Thursday, March 31, 2011
Chewy or crunchy? This is a serious subject for debate-you wouldn't believe how fanatical people can get over oats baked in a ton of butter and sugar. Mine are somewhere in the middle-a bit of chew, but thin enough to require some work.
The beauty of flapjack is how durable it is-so durable in fact you need to cut it still warm in the pan or it will be impossible to get a knife through it. With a very busy weekend on the go, I figured the best carry-along treat to coax a tired child into another hour of searching the stacks of used books at the library sale would be flapjack. Amazing how tons of fat and sugar can bring a grumpy six year old around. Can't wait for his middle-aged complaining about how all we did as a family was go to used book sales, and how his mother would force feed him refined sugar to keep up stamina. I was forced into many a dull weekend with my parents, but no one was loading me up with sugar-it might have been more tolerable.
Fine, fine, I decided to bake flapjack. But which kind? Danny seemed so indifferent to it the last time I baked. A while back, I spotted THIS recipe and though, "Christ on a bike, that's a shitload of butter!" But my subsequent thought was, "I should try it." So I did. Let's call it Flapjack Number One.
Flapjack Number One (or, FNO because I'm the sort of person that would call it, "FNO") was thicker, extremely moist (well geez, it has a ton of butter in it-it ought to be) and used both whole oats and quick cooking. I thought it was interesting to use both, and I rather liked it, but it does tend to crumble more than flapjack made entirely of quick cooking oats. No matter, this is still quite good, but a bit too soft for my tastes. I did bake it longer than the recipe called for, and perhaps my oven is a bit off, or the oats I used absorbed differently. A few more minutes wouldn't have hurt. Still, fear not as I doubt very much it will go to waste.
Flapjack Number Two (FNT-because you need me to point that out in the event you hadn't already caught on from the previous paragraph) is thinner, made entirely of quick oats, and holds together better. It is firmer, crunchier, and the ratio of brown sugar/golden syrup seems to work better. The recipe I'm posting is for a small batch (because I already had a ton from FNO) but it doubles easily enough.
So which is it then? I really don't know. Danny clearly preferred FNT, but he's young and has good teeth. If I were young, and in possession of good teeth, I think I'd prefer it as well, but the softer FNO has qualities I can appreciate in my declining years. I still think it is an ungodly amount of butter, but you could certainly eat worse things.

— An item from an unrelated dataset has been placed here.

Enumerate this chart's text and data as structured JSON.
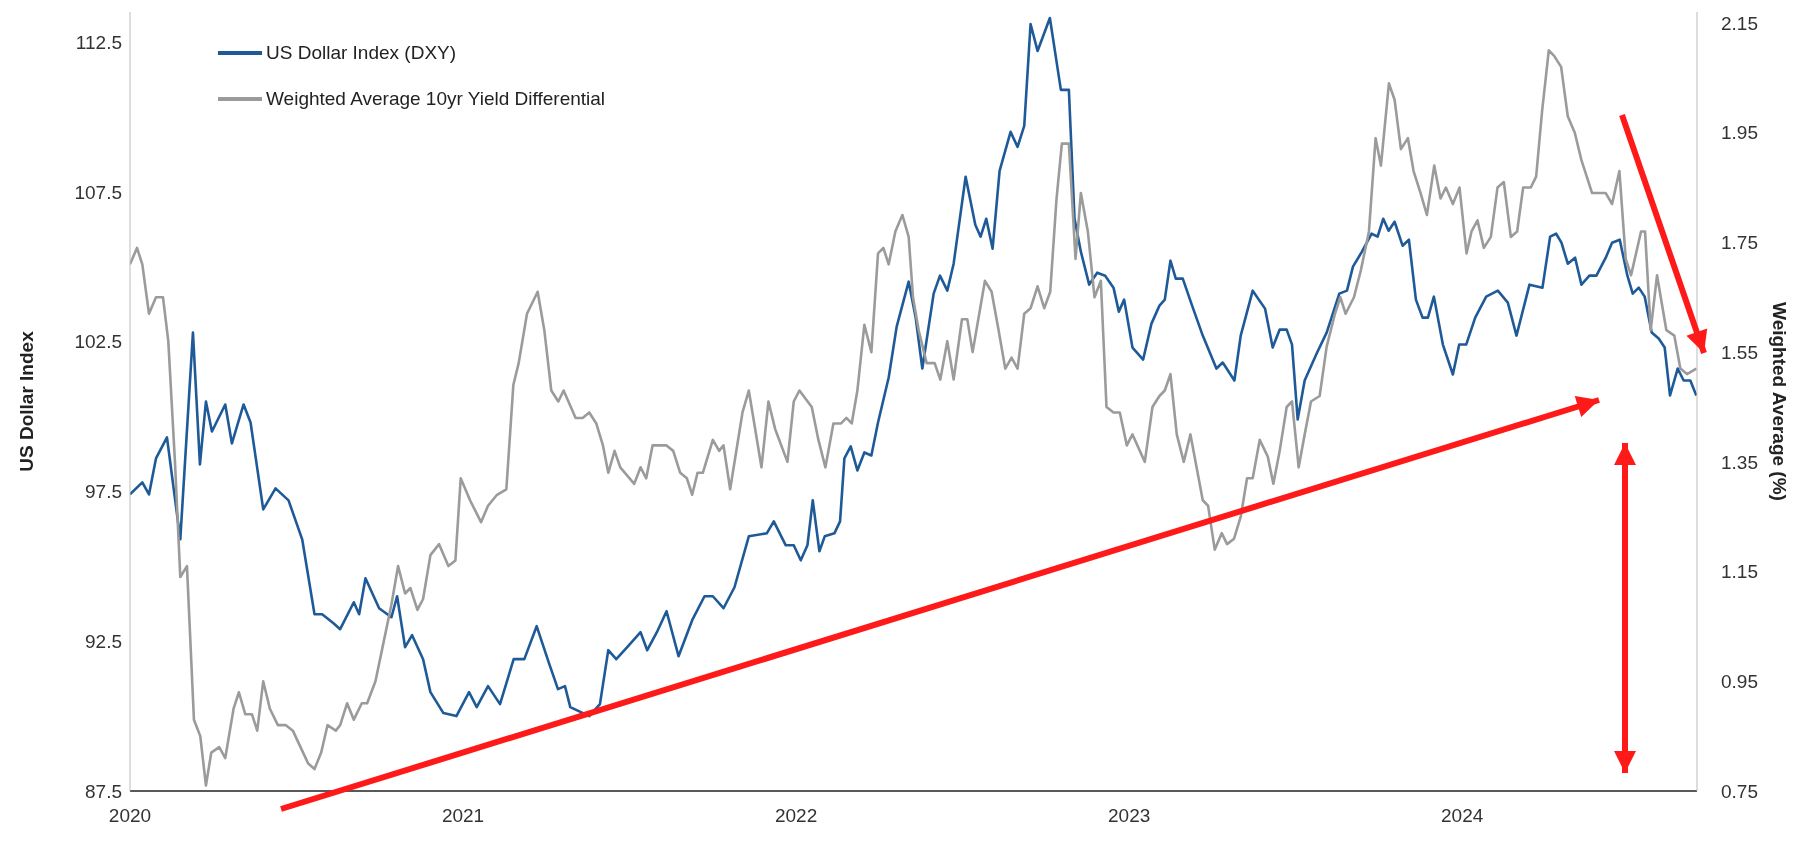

Here's the recipe for mine:
Preheat the oven to 375 degrees F. Generously butter an 8x8 square pan (or go larger if you prefer it thinner).
In a saucepan, melt 1/2 cup unsalted butter ( don't be like my mother, and substitute margarine-it won't make it any better for you)
1/2 cup brown sugar (I make my own with granulated sugar and molasses which gives it a richer taste)
1/4 cup Golden Syrup (don't you dare substitute with rice syrup)
A generous pinch of salt
2 1/3 cups quick oats
Heat the butter, brown sugar, syrup and salt in a pan until it melts. Pour over the oats and mix well. Pat into prepared pan, bake 20-30 minutes depending on how chewy/crunchy you like it, and cool a few minutes in the pan, on a rack. With a sharp knife, cut into squares. Let cool completely in the pan. I store mine in a tin with sheets of wax paper between the layers.